For dev diaries, I think it's a great idea, and even if we open the forum to everyone, we should still have them so those who want a higher-level view can have it (can you imagine if Paradox had their dev forum open, but no dev diaries? Keeping up with Victoria III would be a nightmare). I don't know what the frequency should be, however. This is also complicated by the fact that I expect our pace to be highly variable. We may have made more progress in a week than in the six months before that, and while hopefully it won't be quite that erratic over the long term, it will likely be quite inconsistent.
For binaries, I know one of the tasks is getting CI set up to build those automatically. But while having a binary on every commit makes it available, it doesn't tell someone interested in taking it for a whirl if there's anything new (or enough new to be noticeable) since they last did. Maybe linking up binaries from dev diaries would make sense?

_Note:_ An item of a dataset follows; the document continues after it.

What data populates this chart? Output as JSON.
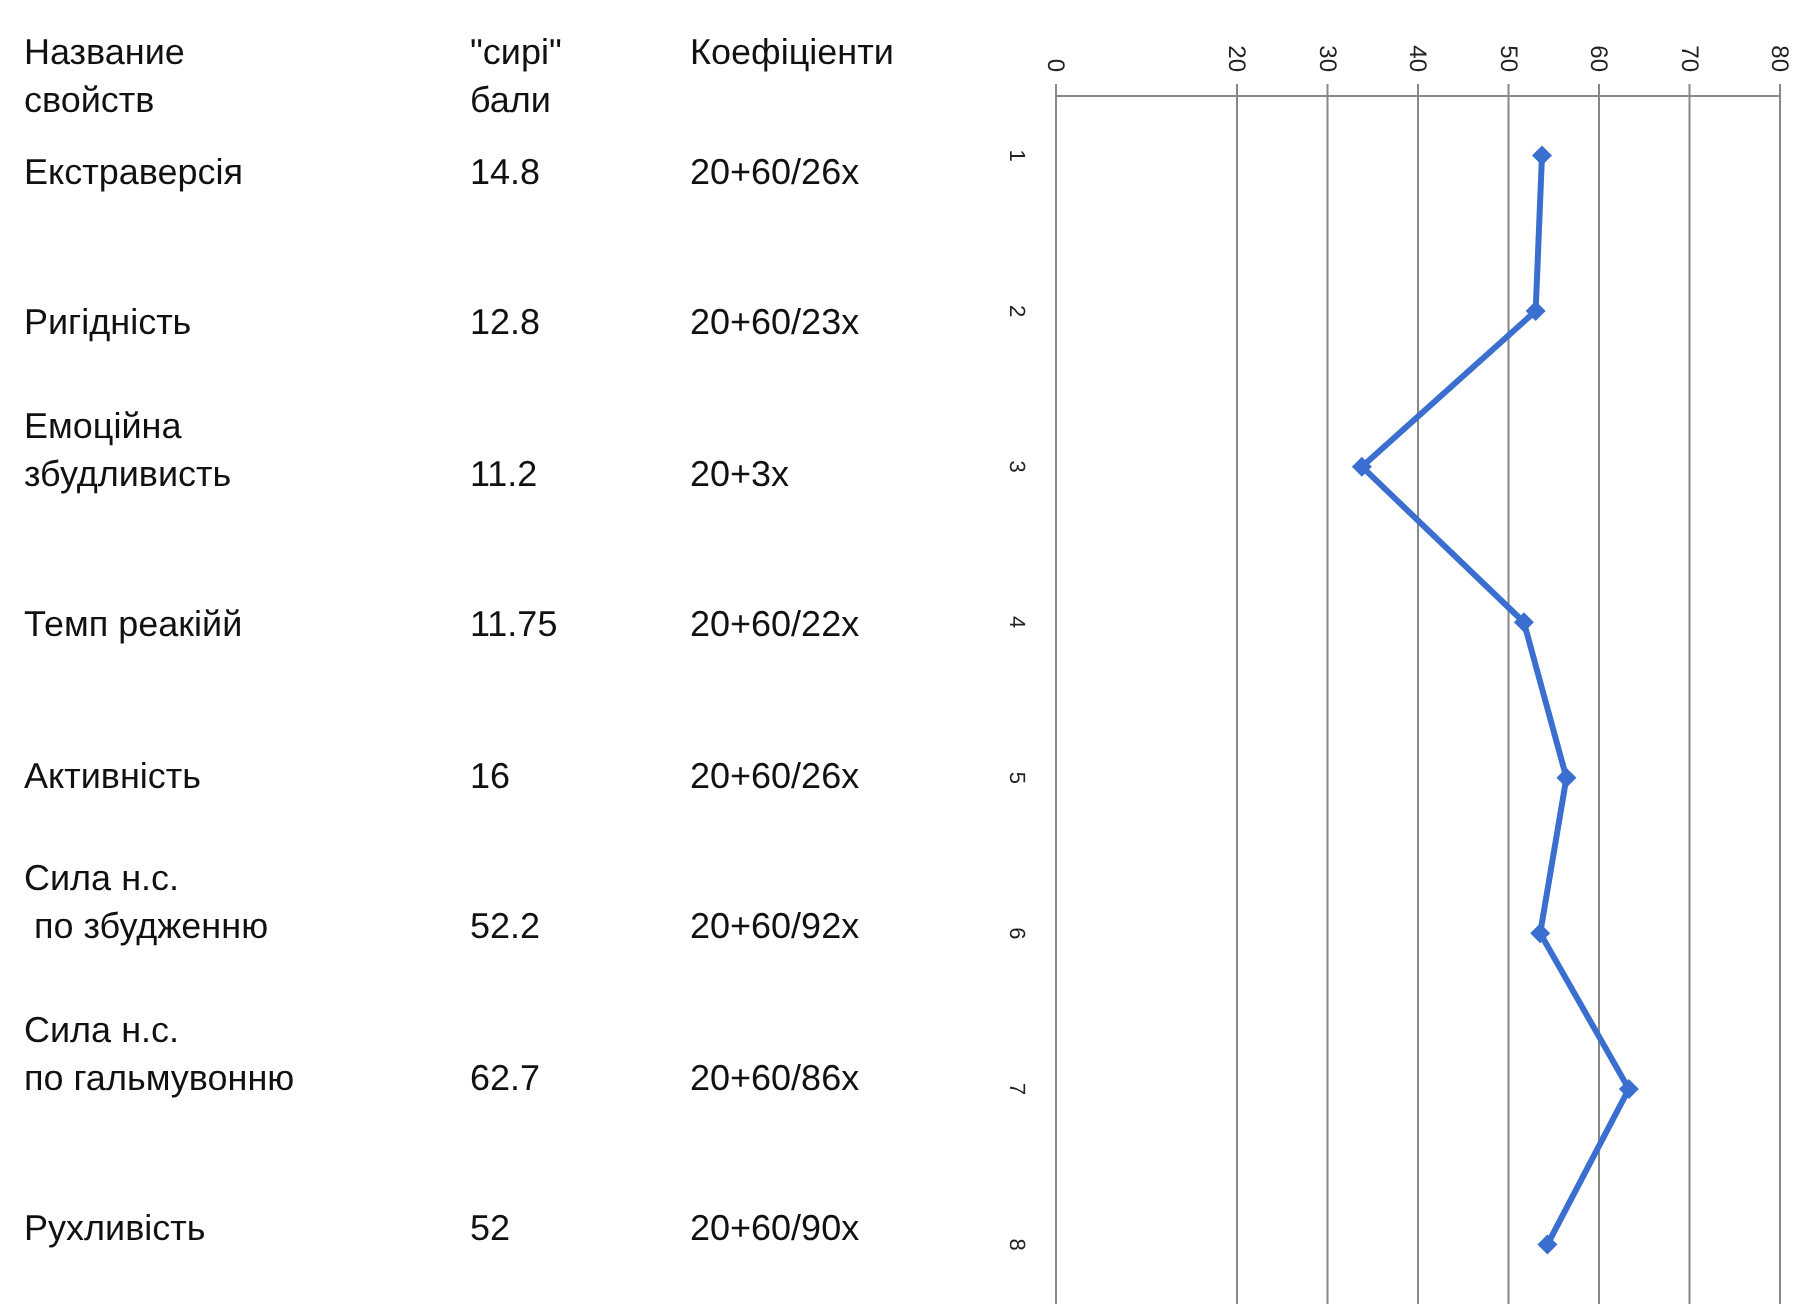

I'm also wondering when we first want to make binaries available. That can be before the CI task is set up; they're easy to build. But we may want to have a launcher of some sort, if for no other reason than setting the Civ3Home in a user-friendly way, for Linux/Mac. Puppeteer also mentioned that the Mac version runs into untrusted/unsigned developer issues. So, it may make sense to release by platform as we iron out issues. Windows could be released five minutes from now, for those who have Civ3 installed; Linux could be ready to go once we add a launcher for setting Civ3Home and get a chmod +x reliably integrated; Mac might take longer.